You are a propellor-head who was singed by the Great Satan. That explains equally your vehemence and your cursory understanding of commercial law.

I note that in the Bristol case Judge Hall overturned a previous judgement that found Microsoft had committed a minor offence - worth a fine of $1. Judge Hall's finding was potentially subject to further appeal. Instead the two parties reached an undisclosed commercial settlement in February 2001.

Bristol Technology is no longer in its original business. Presumably the settlement failed to achieve Bristol's objective - to obtain access to source code for later versions of Windows than Microsoft had contracted to provide.
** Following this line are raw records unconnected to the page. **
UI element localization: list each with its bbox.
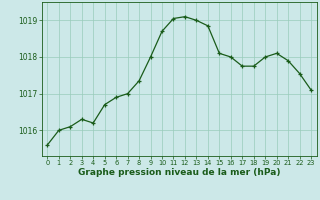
X-axis label: Graphe pression niveau de la mer (hPa): Graphe pression niveau de la mer (hPa): [78, 168, 280, 177]
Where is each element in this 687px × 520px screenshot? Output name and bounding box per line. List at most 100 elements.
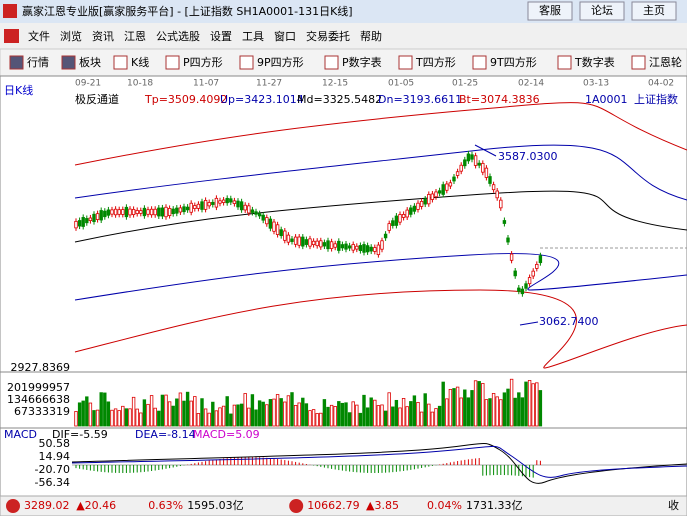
macd-name: MACD: [4, 428, 37, 441]
volume-bar: [373, 399, 377, 427]
candle-body: [427, 194, 431, 205]
volume-bar: [495, 396, 499, 427]
menu-item[interactable]: 帮助: [360, 29, 382, 43]
volume-bar: [463, 389, 467, 427]
window-button-label[interactable]: 论坛: [591, 3, 613, 17]
toolbar-button[interactable]: 9P四方形: [257, 55, 304, 69]
candle-body: [473, 155, 478, 166]
volume-bar: [185, 391, 190, 427]
candle-body: [290, 238, 294, 242]
date-label: 11-07: [193, 79, 219, 89]
window-button-label[interactable]: 主页: [643, 4, 665, 17]
volume-bar: [394, 399, 399, 427]
volume-bar: [178, 392, 183, 427]
volume-bar: [416, 402, 420, 427]
menu-item[interactable]: 交易委托: [306, 29, 350, 43]
volume-bar: [308, 410, 312, 427]
status-pct: 0.63%: [148, 499, 183, 512]
volume-bar: [149, 395, 154, 427]
toolbar-button[interactable]: T数字表: [574, 55, 615, 69]
toolbar-button[interactable]: P四方形: [183, 55, 223, 69]
menu-item[interactable]: 窗口: [274, 29, 296, 43]
toolbar-button[interactable]: 9T四方形: [490, 55, 537, 69]
candle-body: [99, 210, 103, 221]
window-button[interactable]: [631, 1, 677, 21]
status-amount: 1731.33亿: [466, 499, 523, 512]
volume-bar: [128, 408, 132, 427]
candle-body: [481, 163, 485, 173]
volume-bar: [538, 390, 543, 427]
menu-item[interactable]: 江恩: [124, 30, 146, 43]
volume-bar: [358, 412, 363, 427]
status-icon: [6, 499, 20, 513]
status-icon: [289, 499, 304, 513]
candle-body: [520, 288, 525, 295]
candle-body: [488, 176, 492, 184]
menu-item[interactable]: 文件: [28, 29, 50, 43]
window-button-label[interactable]: 客服: [539, 3, 561, 17]
volume-bar: [135, 408, 139, 427]
indicator-param: Up=3423.1014: [220, 93, 304, 106]
channel-down: [74, 253, 687, 301]
candle-body: [337, 240, 341, 251]
candle-body: [459, 164, 463, 172]
candle-body: [333, 243, 337, 248]
candle-body: [113, 208, 118, 216]
volume-bar: [297, 402, 301, 427]
candle-body: [146, 209, 150, 215]
volume-bar: [362, 394, 366, 427]
candle-body: [455, 171, 460, 176]
toolbar-button[interactable]: T四方形: [415, 55, 456, 69]
candle-body: [513, 270, 517, 277]
candle-body: [110, 209, 114, 215]
volume-bar: [311, 409, 316, 427]
menu-item[interactable]: 浏览: [60, 29, 82, 43]
status-price: 10662.79: [307, 499, 360, 512]
volume-bar: [405, 406, 409, 427]
candle-body: [394, 215, 399, 226]
macd-label: 50.58: [39, 437, 71, 450]
date-label: 01-25: [452, 79, 478, 89]
candle-body: [106, 209, 111, 216]
candle-body: [275, 224, 280, 235]
menu-item[interactable]: 公式选股: [156, 30, 200, 43]
toolbar-icon: [61, 55, 76, 70]
candle-body: [326, 240, 330, 250]
channel-top: [74, 102, 687, 166]
toolbar-button[interactable]: 江恩轮: [649, 55, 682, 69]
candle-body: [301, 236, 305, 247]
window-button[interactable]: [579, 1, 625, 21]
date-label: 12-15: [322, 79, 348, 89]
toolbar-button[interactable]: 板块: [79, 55, 101, 69]
candle-body: [531, 270, 535, 277]
menu-item[interactable]: 资讯: [92, 30, 114, 43]
window-button[interactable]: [527, 1, 573, 21]
volume-bar: [369, 397, 373, 427]
candle-body: [362, 244, 366, 253]
volume-bar: [524, 381, 528, 427]
indicator-name: 极反通道: [75, 92, 119, 106]
toolbar-icon: [472, 55, 487, 70]
candle-body: [232, 200, 237, 204]
menu-item[interactable]: 设置: [210, 30, 232, 43]
candle-body: [297, 236, 301, 246]
toolbar-button[interactable]: 行情: [27, 56, 49, 69]
candle-body: [225, 197, 229, 204]
candle-body: [85, 218, 89, 224]
candle-body: [124, 206, 129, 218]
menu-item[interactable]: 工具: [242, 30, 264, 43]
toolbar-button[interactable]: P数字表: [342, 55, 382, 69]
volume-bar: [430, 411, 435, 427]
candle-body: [509, 253, 514, 261]
candle-body: [311, 240, 316, 246]
symbol: 1A0001: [585, 93, 628, 106]
volume-bar: [466, 397, 471, 427]
volume-bar: [290, 392, 294, 427]
toolbar-button[interactable]: K线: [131, 55, 149, 69]
annotation-line: [519, 321, 539, 326]
volume-bar: [142, 399, 147, 427]
date-label: 10-18: [127, 79, 153, 89]
volume-bar: [340, 402, 345, 427]
candle-body: [380, 240, 384, 250]
volume-bar: [293, 404, 298, 427]
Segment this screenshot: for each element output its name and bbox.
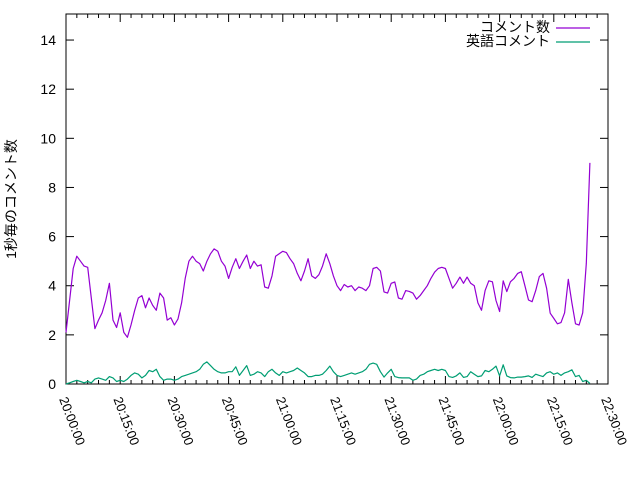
- plot-border: [65, 13, 609, 385]
- y-tick-label: 8: [48, 179, 56, 195]
- series-line-0: [65, 162, 591, 338]
- y-tick-label: 14: [40, 32, 56, 48]
- x-tick-label: 21:00:00: [273, 395, 305, 448]
- y-tick-label: 12: [40, 81, 56, 97]
- legend: コメント数 英語コメント: [466, 19, 590, 49]
- x-tick-label: 21:15:00: [327, 395, 359, 448]
- x-tick-label: 21:30:00: [381, 395, 413, 448]
- x-tick-label: 20:00:00: [56, 395, 88, 448]
- legend-label-english-comments: 英語コメント: [466, 33, 550, 49]
- y-tick-label: 10: [40, 130, 56, 146]
- x-tick-label: 22:30:00: [598, 395, 630, 448]
- y-axis-ticks: 0 2 4 6 8 10 12 14: [40, 32, 608, 392]
- y-axis-title: 1秒毎のコメント数: [3, 139, 19, 259]
- y-tick-label: 2: [48, 327, 56, 343]
- x-tick-label: 20:30:00: [165, 395, 197, 448]
- series-line-1: [65, 361, 591, 385]
- x-axis-ticks: 20:00:00 20:15:00 20:30:00 20:45:00 21:00:00…: [56, 14, 630, 447]
- x-tick-label: 22:15:00: [544, 395, 576, 448]
- x-tick-label: 20:15:00: [110, 395, 142, 448]
- legend-label-comments: コメント数: [480, 19, 550, 35]
- series-lines: [65, 162, 591, 385]
- x-tick-label: 20:45:00: [219, 395, 251, 448]
- y-tick-label: 6: [48, 229, 56, 245]
- y-tick-label: 0: [48, 376, 56, 392]
- y-tick-label: 4: [48, 278, 56, 294]
- x-tick-label: 22:00:00: [490, 395, 522, 448]
- x-tick-label: 21:45:00: [436, 395, 468, 448]
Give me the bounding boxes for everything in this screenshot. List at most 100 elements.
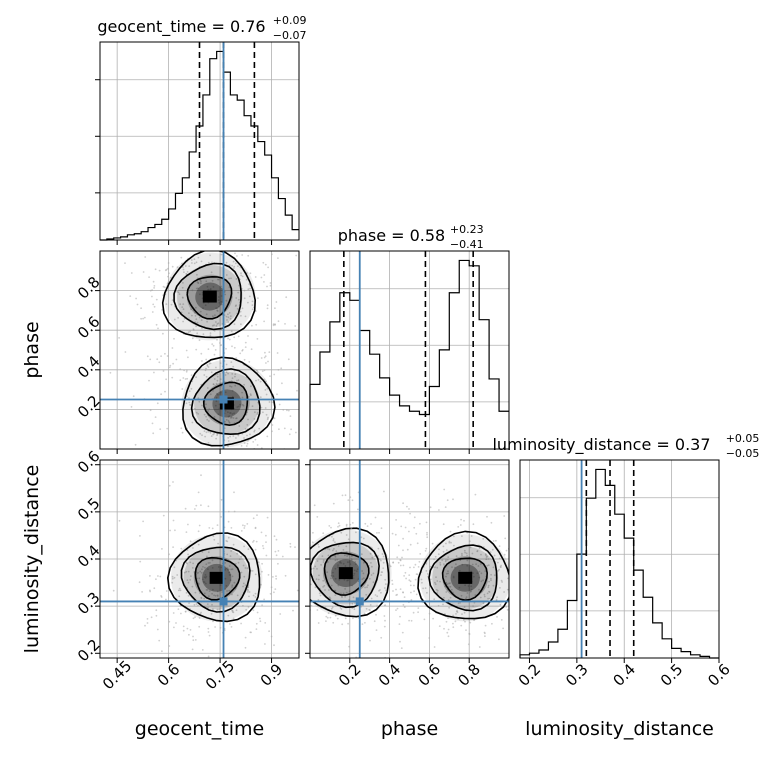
sample-point: [259, 620, 262, 623]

BusinessWeek, reporting on the case in November 1999, observed:

QUOTE
Undermining Bristol's legal argument is the fact that its main competitor, Mainsoft Corp. in San Jose, Calif., was able to successfully renegotiate its earlier code-licensing agreement with Microsoft in 1998. Mainsoft officials say they achieved better ends because they kept talking to Microsoft instead of suing.
END QUOTE at http://www.businessweek.com/smallbiz/news/date/9911/f991111.htm

Small, trigger-happy companies that think the way to wealth is to litigate can create enormous trouble. They often get no more than they deserve. The highest profile recent case is SCO, which claims that the Unix world owes it a living, http://www.opensource.org/sco-vs-ibm.html

Pericles, my helpful advice to you is that you should stick to your day job.